Léon XIII fut véritablement le pape fondateur de la tradition catholique de justice sociale, telle que nous la nommons aujourd'hui. Il fut pape à la fin du XIXe siècle et au tout début du XXe siècle, une époque de profonds changements sociaux et économiques, marquée par l'expansion de l'industrialisation, l'essor de la vie industrielle et l'urbanisation.
Il était très sensible aux impacts de tous ces changements structurels sur la vie quotidienne des gens, en particulier des ouvriers et autres employés.

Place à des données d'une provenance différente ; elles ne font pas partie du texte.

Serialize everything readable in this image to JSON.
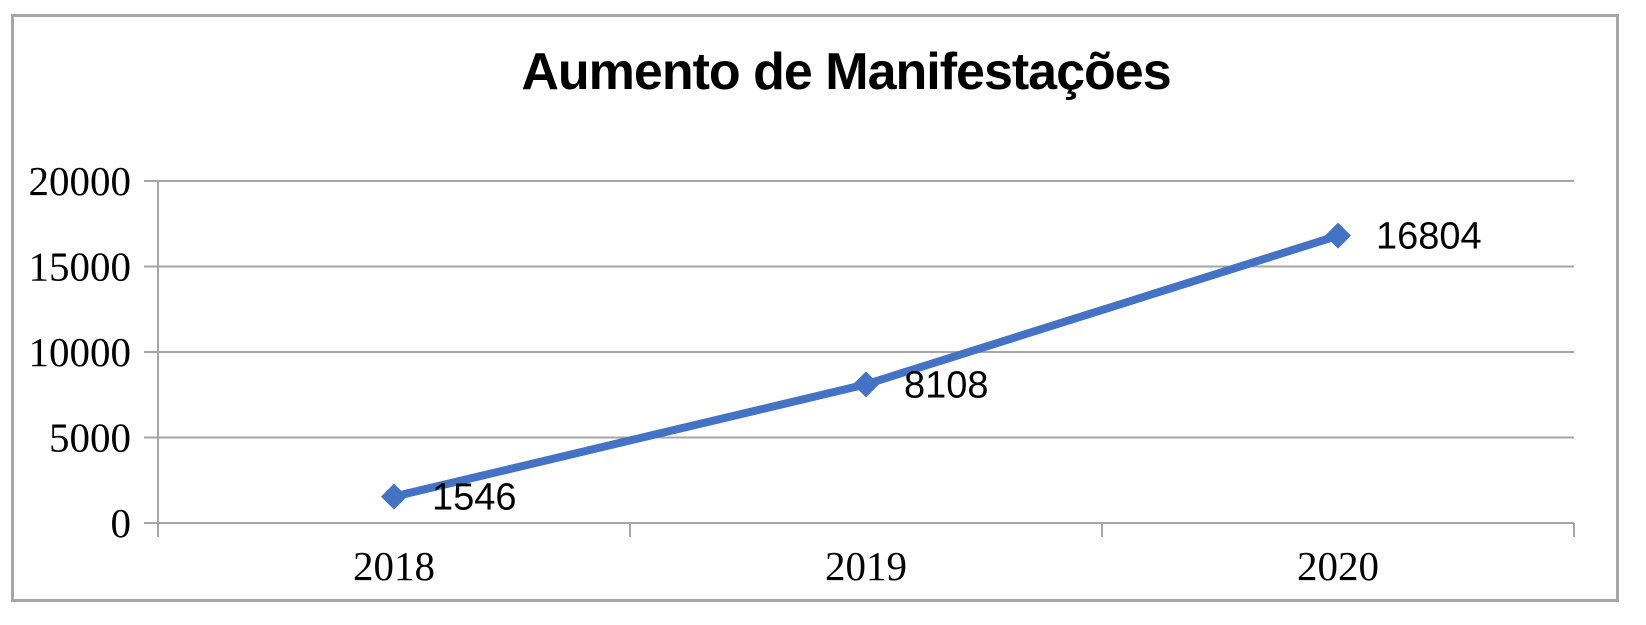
{
  "chart_data": {
    "type": "line",
    "title": "Aumento de Manifestações",
    "categories": [
      "2018",
      "2019",
      "2020"
    ],
    "series": [
      {
        "values": [
          1546,
          8108,
          16804
        ]
      }
    ],
    "data_labels": [
      "1546",
      "8108",
      "16804"
    ],
    "xlabel": "",
    "ylabel": "",
    "ylim": [
      0,
      20000
    ],
    "y_ticks": [
      0,
      5000,
      10000,
      15000,
      20000
    ],
    "y_tick_labels": [
      "0",
      "5000",
      "10000",
      "15000",
      "20000"
    ],
    "grid": "horizontal",
    "legend": "none",
    "marker": "diamond",
    "colors": {
      "line": "#4472C4",
      "marker": "#4472C4",
      "gridline": "#a6a6a6",
      "axis": "#a6a6a6",
      "border": "#a6a6a6",
      "text": "#000000",
      "background": "#ffffff"
    }
  }
}
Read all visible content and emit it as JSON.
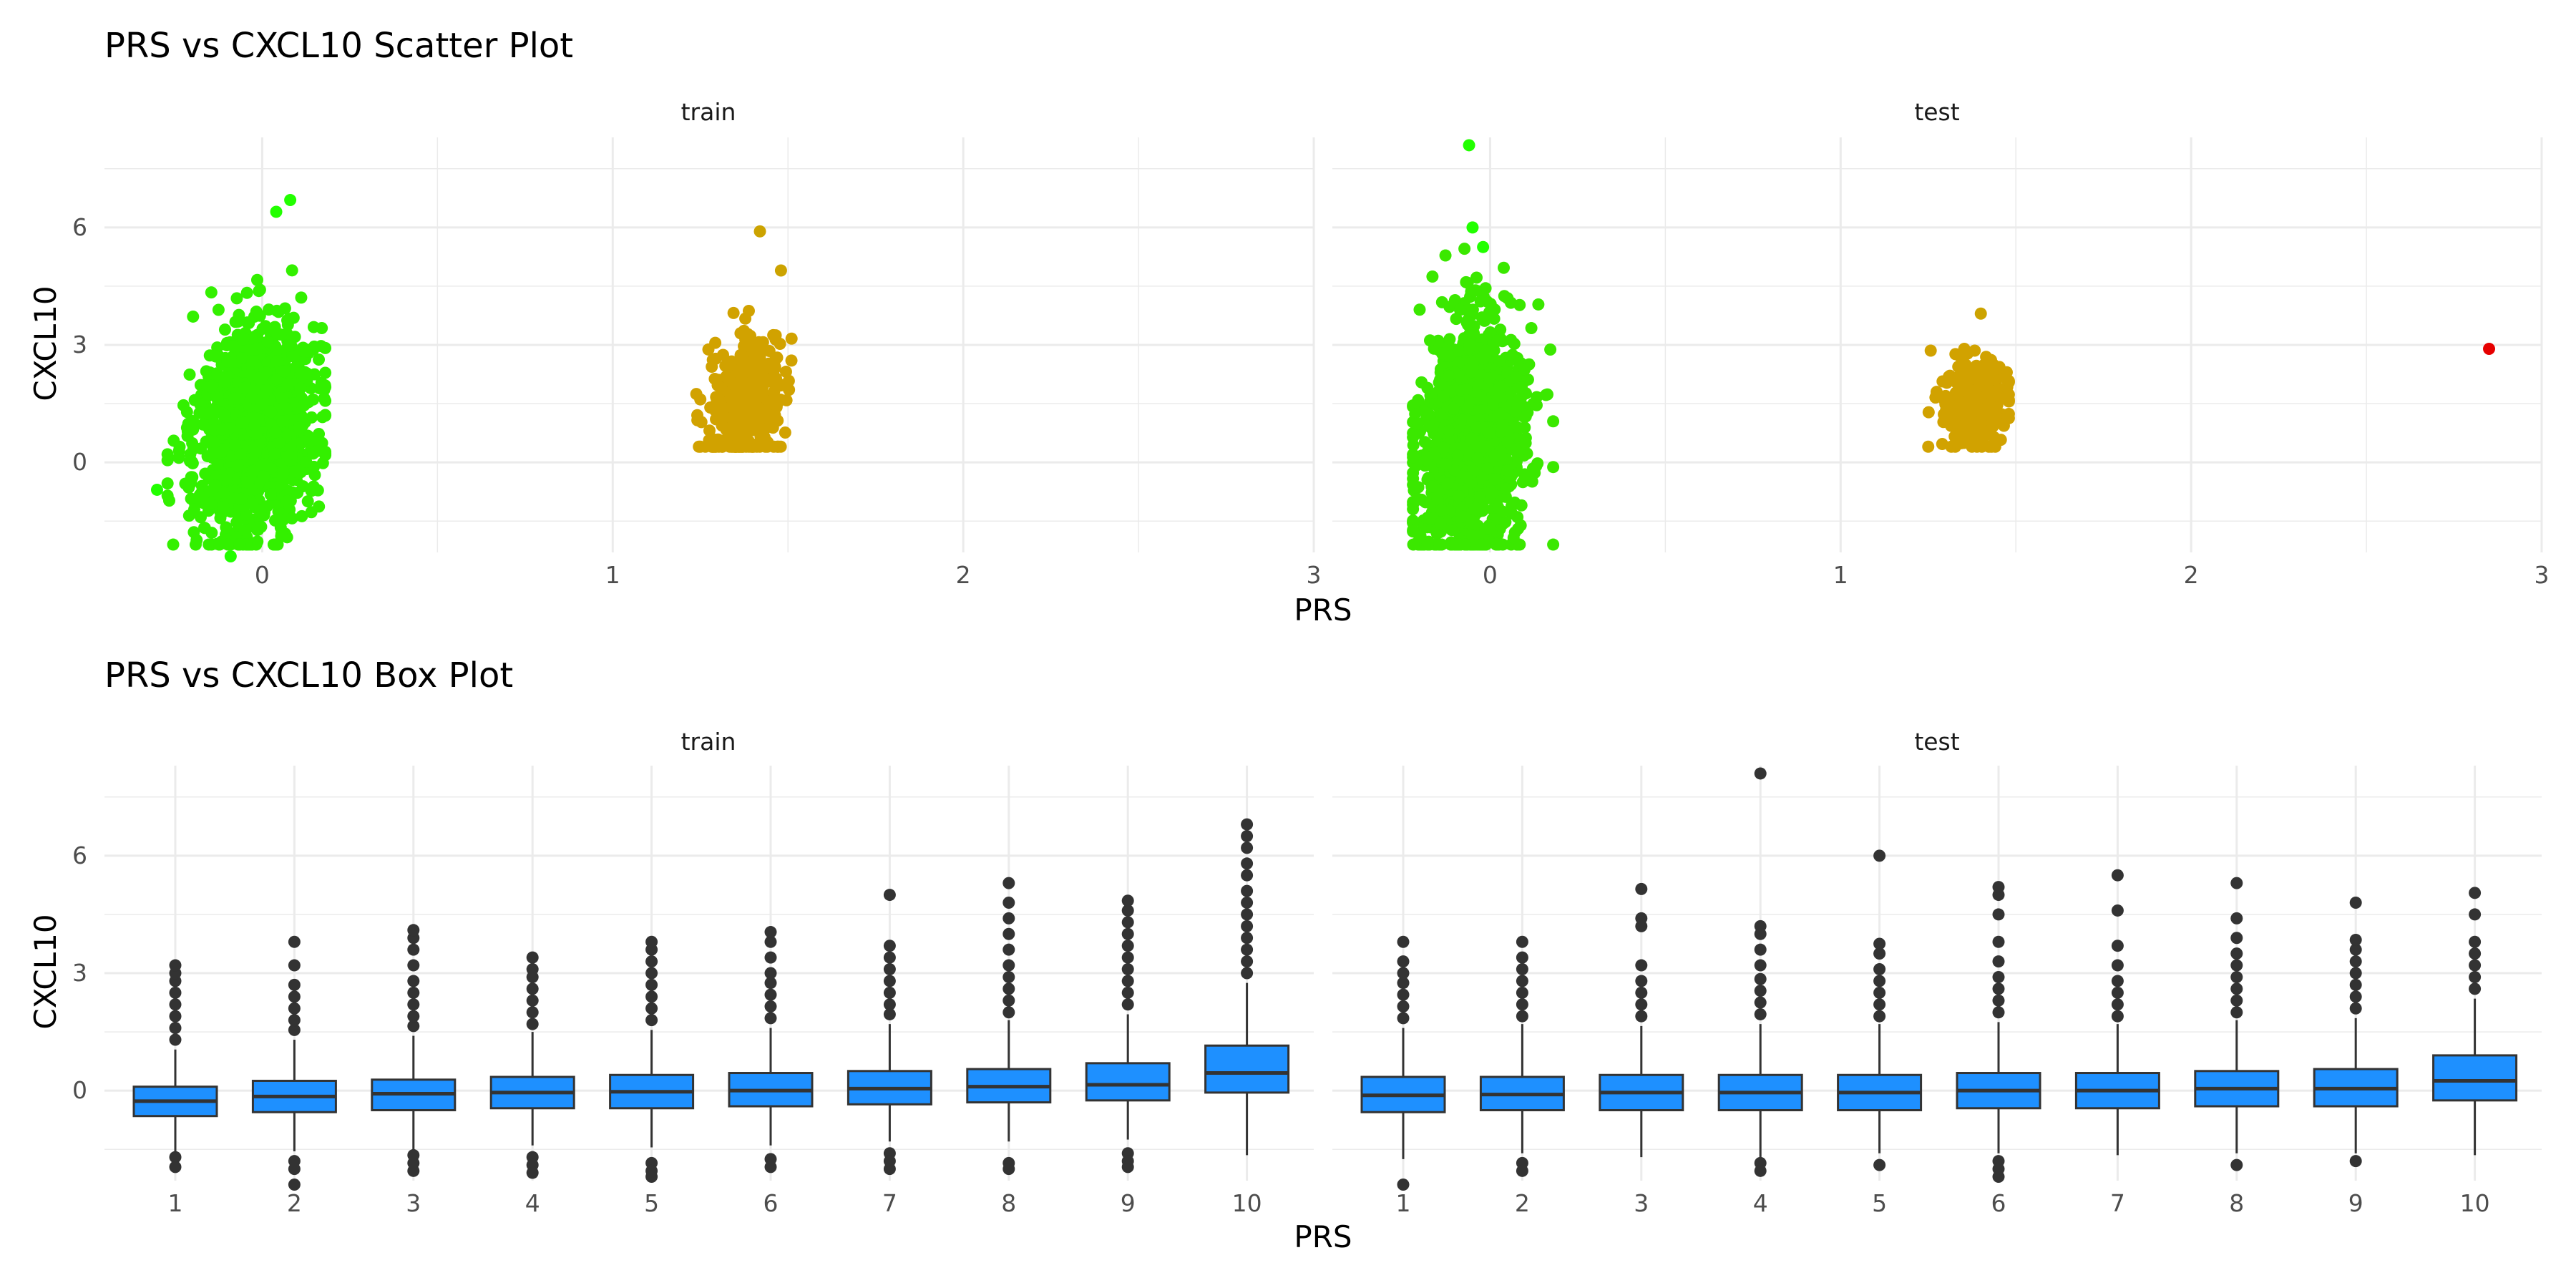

Il a écrit ce qui est peut-être devenu la première encyclique sociale, Rerum novarum , où il a insisté sur l'importance de se soucier des employés, d'obtenir des salaires justes et de la pleine inclusion de chacun dans la société, même si la course au profit peut souvent conduire à la marginalisation et à l'exclusion.
Tel a été, sous diverses formes, le message constant de l'enseignement social catholique au cours des décennies qui ont suivi. Le choix de Léon XIII était, à mes yeux, extrêmement significatif, car il témoigne de l'engagement du pape Léon XIV à amplifier encore davantage la tradition de justice sociale de l'Église.
C'est quelque chose que le pape François a fait, et d'autres papes l'ont fait avant lui, mais le pape François l'a certainement amplifié et élevé davantage.
Il ne s'est pas fait appeler François II, ce qui est une bonne chose, je trouve. C'est bien d'avoir un nouveau nom. Mais le fait qu'il ait choisi Léon II montre qu'il souhaite intégrer l'Église – d'une manière qui soit pleinement en phase avec l'Évangile originel – à toutes les grandes questions d'aujourd'hui, qu'il s'agisse du changement climatique, des inégalités économiques, des réfugiés et des demandeurs d'asile, toutes ces questions complexes, d'une manière qui s'inspire de certains des principes fondamentaux énoncés par Léon XIII.